Some north-dwelling folk believe that white deer are the blessed servants of the god of snow and ice, and ascribe them magical powers over the elements and the natural environment. Goodly travellers of pure heart, beset by winter’s fury, have occasionally been rescued by white deer who either lead them to safety or—in extreme cases—lie down to warm a dying traveller with their own body heat. Some travellers also report white deer rescuing them from packs of starving wolves. Thus, in some settlements and cultures, hunting white deer is strictly forbidden.


06 the Well of the Winding Stairs

Campaign Component (Megadungeon)

The heavily fortified borderland fortress of Nalrazor boasts a singular feature—the Well of the Winding Stairs. Held by the descendants of Dumizil Shargal, the questing paladin-lord of Althar, the fortress has long been a bastion of strength and goodness and a bulwark against the lurking darkness of the Underlands.

The well and the stairs are far older than the fortress that has grown up around them. Fully 300 feet deep and 30 feet wide, the well is an impressive piece of engineering—even if one does not consider the Winding Stairs, a broad spiral staircase cut into the surrounding rock. Windows cut into the living rock provide a view of the well through the upper two-thirds of the stairs’ length. At four landings, stone gates block the stairs; all are heavily guarded and seldom opened.

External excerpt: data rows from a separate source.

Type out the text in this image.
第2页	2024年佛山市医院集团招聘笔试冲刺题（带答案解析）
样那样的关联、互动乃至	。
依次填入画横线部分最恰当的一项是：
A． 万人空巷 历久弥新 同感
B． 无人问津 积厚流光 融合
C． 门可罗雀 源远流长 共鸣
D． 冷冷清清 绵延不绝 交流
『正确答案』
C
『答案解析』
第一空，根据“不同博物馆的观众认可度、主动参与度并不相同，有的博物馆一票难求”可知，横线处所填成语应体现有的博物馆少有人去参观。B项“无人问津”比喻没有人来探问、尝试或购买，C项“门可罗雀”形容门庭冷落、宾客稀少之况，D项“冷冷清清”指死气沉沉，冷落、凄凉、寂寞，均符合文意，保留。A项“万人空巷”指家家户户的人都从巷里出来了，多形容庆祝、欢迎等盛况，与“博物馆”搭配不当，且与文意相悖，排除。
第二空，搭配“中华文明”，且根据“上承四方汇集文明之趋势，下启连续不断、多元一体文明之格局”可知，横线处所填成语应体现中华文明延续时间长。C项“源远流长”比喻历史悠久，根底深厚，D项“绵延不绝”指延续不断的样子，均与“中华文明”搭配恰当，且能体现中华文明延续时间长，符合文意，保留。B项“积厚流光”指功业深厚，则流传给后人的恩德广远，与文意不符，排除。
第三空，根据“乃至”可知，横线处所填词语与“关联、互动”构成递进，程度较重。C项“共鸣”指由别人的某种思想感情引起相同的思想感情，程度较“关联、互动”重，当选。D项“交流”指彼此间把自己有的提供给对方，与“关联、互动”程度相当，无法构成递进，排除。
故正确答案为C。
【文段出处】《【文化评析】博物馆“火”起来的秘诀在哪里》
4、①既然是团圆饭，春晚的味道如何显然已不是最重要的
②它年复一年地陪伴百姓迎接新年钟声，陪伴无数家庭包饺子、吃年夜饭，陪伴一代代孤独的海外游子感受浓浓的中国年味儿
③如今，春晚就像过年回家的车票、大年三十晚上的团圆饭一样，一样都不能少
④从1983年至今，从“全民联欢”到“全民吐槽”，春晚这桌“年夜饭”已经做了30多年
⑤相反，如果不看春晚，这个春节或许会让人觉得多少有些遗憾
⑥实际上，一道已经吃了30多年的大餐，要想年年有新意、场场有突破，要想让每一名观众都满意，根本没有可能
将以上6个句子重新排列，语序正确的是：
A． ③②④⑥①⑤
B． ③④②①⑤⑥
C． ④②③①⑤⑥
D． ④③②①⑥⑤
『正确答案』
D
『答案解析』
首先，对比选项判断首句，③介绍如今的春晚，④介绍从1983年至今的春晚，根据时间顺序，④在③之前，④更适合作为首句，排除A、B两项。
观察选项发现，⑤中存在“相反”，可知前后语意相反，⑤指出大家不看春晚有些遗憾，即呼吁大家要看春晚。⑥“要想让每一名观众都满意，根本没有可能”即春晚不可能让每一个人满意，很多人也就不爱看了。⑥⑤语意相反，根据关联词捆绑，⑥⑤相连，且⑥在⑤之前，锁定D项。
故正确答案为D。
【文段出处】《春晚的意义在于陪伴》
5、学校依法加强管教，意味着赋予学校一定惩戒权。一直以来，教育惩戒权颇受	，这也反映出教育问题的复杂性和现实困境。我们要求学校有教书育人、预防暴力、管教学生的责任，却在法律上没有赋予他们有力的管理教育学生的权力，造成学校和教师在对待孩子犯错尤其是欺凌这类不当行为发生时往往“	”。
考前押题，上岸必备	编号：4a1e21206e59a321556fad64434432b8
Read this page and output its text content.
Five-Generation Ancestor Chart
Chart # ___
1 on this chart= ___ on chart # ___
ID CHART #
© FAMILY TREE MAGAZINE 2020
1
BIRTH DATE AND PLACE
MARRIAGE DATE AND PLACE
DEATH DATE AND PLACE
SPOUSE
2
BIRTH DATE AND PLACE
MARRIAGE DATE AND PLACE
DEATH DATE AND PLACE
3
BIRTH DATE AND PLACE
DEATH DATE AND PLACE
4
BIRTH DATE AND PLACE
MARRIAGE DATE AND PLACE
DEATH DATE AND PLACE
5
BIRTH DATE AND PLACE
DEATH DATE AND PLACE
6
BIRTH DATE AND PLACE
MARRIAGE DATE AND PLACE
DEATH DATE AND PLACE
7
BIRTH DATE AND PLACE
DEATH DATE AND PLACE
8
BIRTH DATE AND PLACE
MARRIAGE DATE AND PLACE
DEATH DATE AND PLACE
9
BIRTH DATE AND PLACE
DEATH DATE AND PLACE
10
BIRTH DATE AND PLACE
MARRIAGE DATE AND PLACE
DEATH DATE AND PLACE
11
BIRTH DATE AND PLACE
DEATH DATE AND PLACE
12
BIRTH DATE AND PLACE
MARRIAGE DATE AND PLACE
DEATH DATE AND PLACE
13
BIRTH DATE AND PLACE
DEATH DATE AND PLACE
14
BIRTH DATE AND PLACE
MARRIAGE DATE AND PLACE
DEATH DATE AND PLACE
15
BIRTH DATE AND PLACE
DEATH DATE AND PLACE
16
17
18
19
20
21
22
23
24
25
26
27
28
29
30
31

Two donkey-powered cranes jut out over the well and are used to lower and raise the rowboats of those intent upon exploring the dark waters of the vast subterranean lake that lurks far beneath the fortress. This is Lake Gralzol. The sun’s rays only shine down the well’s shaft for a few brief minutes at midday, and it is only at these times that the garrison will raise returning adventurers to the safety of the sunlit world.

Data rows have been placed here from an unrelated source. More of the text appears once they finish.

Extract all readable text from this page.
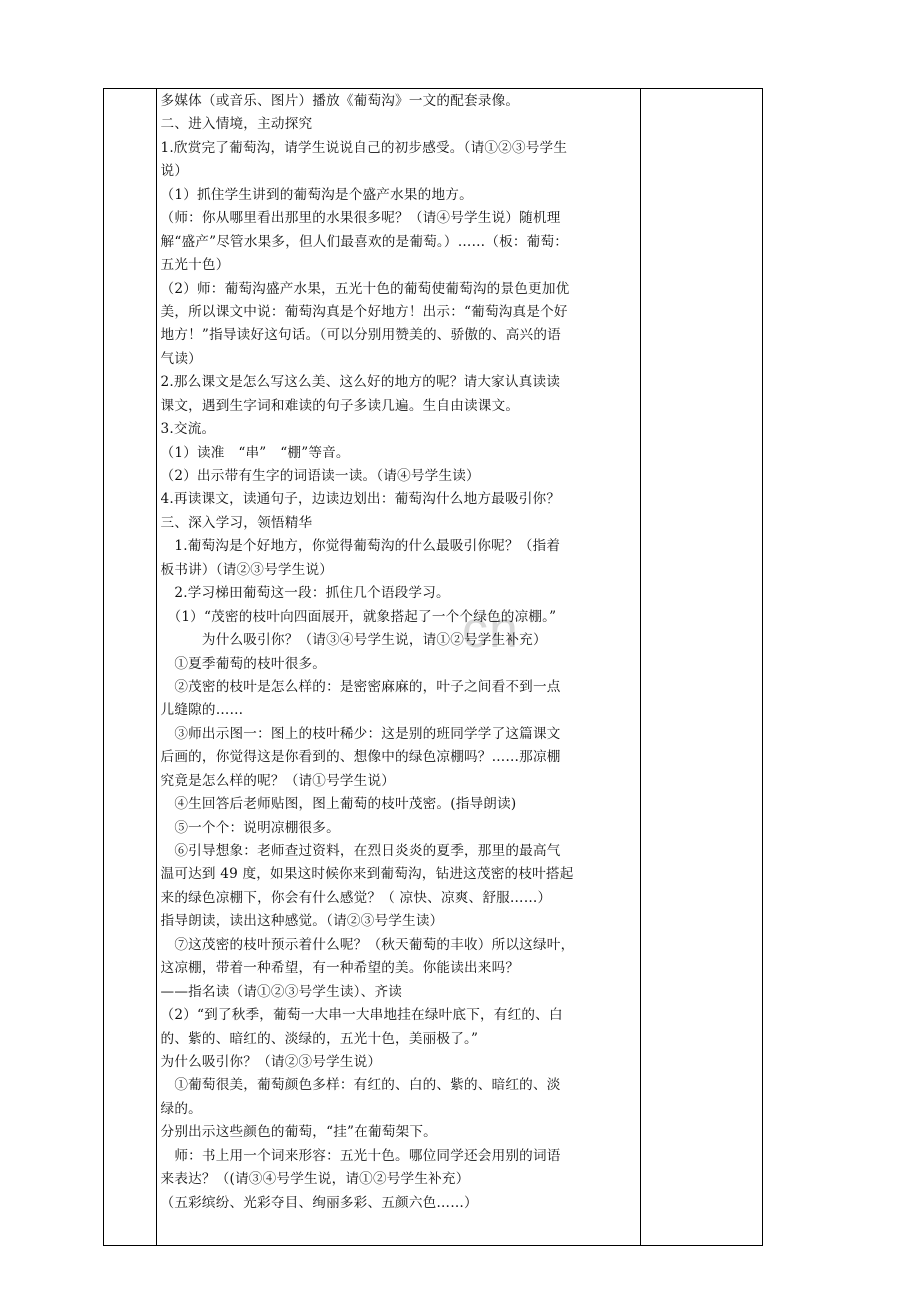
cn

多媒体（或音乐、图片）播放《葡萄沟》一文的配套录像。
二、进入情境，主动探究
1.欣赏完了葡萄沟，请学生说说自己的初步感受。（请①②③号学生
说）
（1）抓住学生讲到的葡萄沟是个盛产水果的地方。
（师：你从哪里看出那里的水果很多呢？（请④号学生说）随机理
解“盛产”尽管水果多，但人们最喜欢的是葡萄。）……（板：葡萄：
五光十色）
（2）师：葡萄沟盛产水果，五光十色的葡萄使葡萄沟的景色更加优
美，所以课文中说：葡萄沟真是个好地方！出示：“葡萄沟真是个好
地方！”指导读好这句话。（可以分别用赞美的、骄傲的、高兴的语
气读）
2.那么课文是怎么写这么美、这么好的地方的呢？请大家认真读读
课文，遇到生字词和难读的句子多读几遍。生自由读课文。
3.交流。
（1）读准　“串”　“棚”等音。
（2）出示带有生字的词语读一读。（请④号学生读）
4.再读课文，读通句子，边读边划出：葡萄沟什么地方最吸引你？
三、深入学习，领悟精华
　1.葡萄沟是个好地方，你觉得葡萄沟的什么最吸引你呢？（指着
板书讲）（请②③号学生说）
　2.学习梯田葡萄这一段：抓住几个语段学习。
　（1）“茂密的枝叶向四面展开，就象搭起了一个个绿色的凉棚。”
　　　为什么吸引你？（请③④号学生说，请①②号学生补充）
　①夏季葡萄的枝叶很多。
　②茂密的枝叶是怎么样的：是密密麻麻的，叶子之间看不到一点
儿缝隙的……
　③师出示图一：图上的枝叶稀少：这是别的班同学学了这篇课文
后画的，你觉得这是你看到的、想像中的绿色凉棚吗？……那凉棚
究竟是怎么样的呢？（请①号学生说）
　④生回答后老师贴图，图上葡萄的枝叶茂密。(指导朗读)
　⑤一个个：说明凉棚很多。
　⑥引导想象：老师查过资料，在烈日炎炎的夏季，那里的最高气
温可达到 49 度，如果这时候你来到葡萄沟，钻进这茂密的枝叶搭起
来的绿色凉棚下，你会有什么感觉？（ 凉快、凉爽、舒服……）
指导朗读，读出这种感觉。（请②③号学生读）
　⑦这茂密的枝叶预示着什么呢？（秋天葡萄的丰收）所以这绿叶，
这凉棚，带着一种希望，有一种希望的美。你能读出来吗？
——指名读（请①②③号学生读）、齐读
（2）“到了秋季，葡萄一大串一大串地挂在绿叶底下，有红的、白
的、紫的、暗红的、淡绿的，五光十色，美丽极了。”
为什么吸引你？（请②③号学生说）
　①葡萄很美，葡萄颜色多样：有红的、白的、紫的、暗红的、淡
绿的。
分别出示这些颜色的葡萄，“挂”在葡萄架下。
　师：书上用一个词来形容：五光十色。哪位同学还会用别的词语
来表达？（(请③④号学生说，请①②号学生补充）
（五彩缤纷、光彩夺目、绚丽多彩、五颜六色……）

Numerous rocky, ruin-crowned islands dot the lake, and yet more drowned ruins lie beneath its still, black waters. Here lie the ancient bones of an unknown, fallen civilisation. At the lake’s centre, four stepped ziggurats emerge from its chill, ebon depths; swarms of the undead led by powerful, deathless priests able to channel elemental powers are known to lurk inside their fetid precincts.

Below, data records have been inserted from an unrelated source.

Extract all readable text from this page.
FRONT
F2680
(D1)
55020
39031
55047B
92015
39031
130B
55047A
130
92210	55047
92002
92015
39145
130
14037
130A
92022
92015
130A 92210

Passageways radiate away from the lake, twisting, turning and burrowing ever deeper into the Underlands of the Ebon Realm. Unspeakable and innumerable dangers dwell within, and only the greatest and best-equipped heroes can hope to survive in its illimitable bounds for any length of time.


Ashlarian (proper noun) of Ashlar; Campaign (noun) a connected series of adventures; Component (noun) a constituent part; Legendry (noun) a collection or body of legends; Lore (noun) knowledge and stories about a subject


Thank you for reading the Sunday Supplement; I hope some of the above material makes it into your game or sparks your creativity.

Remember, Everything is Better with Tentacles!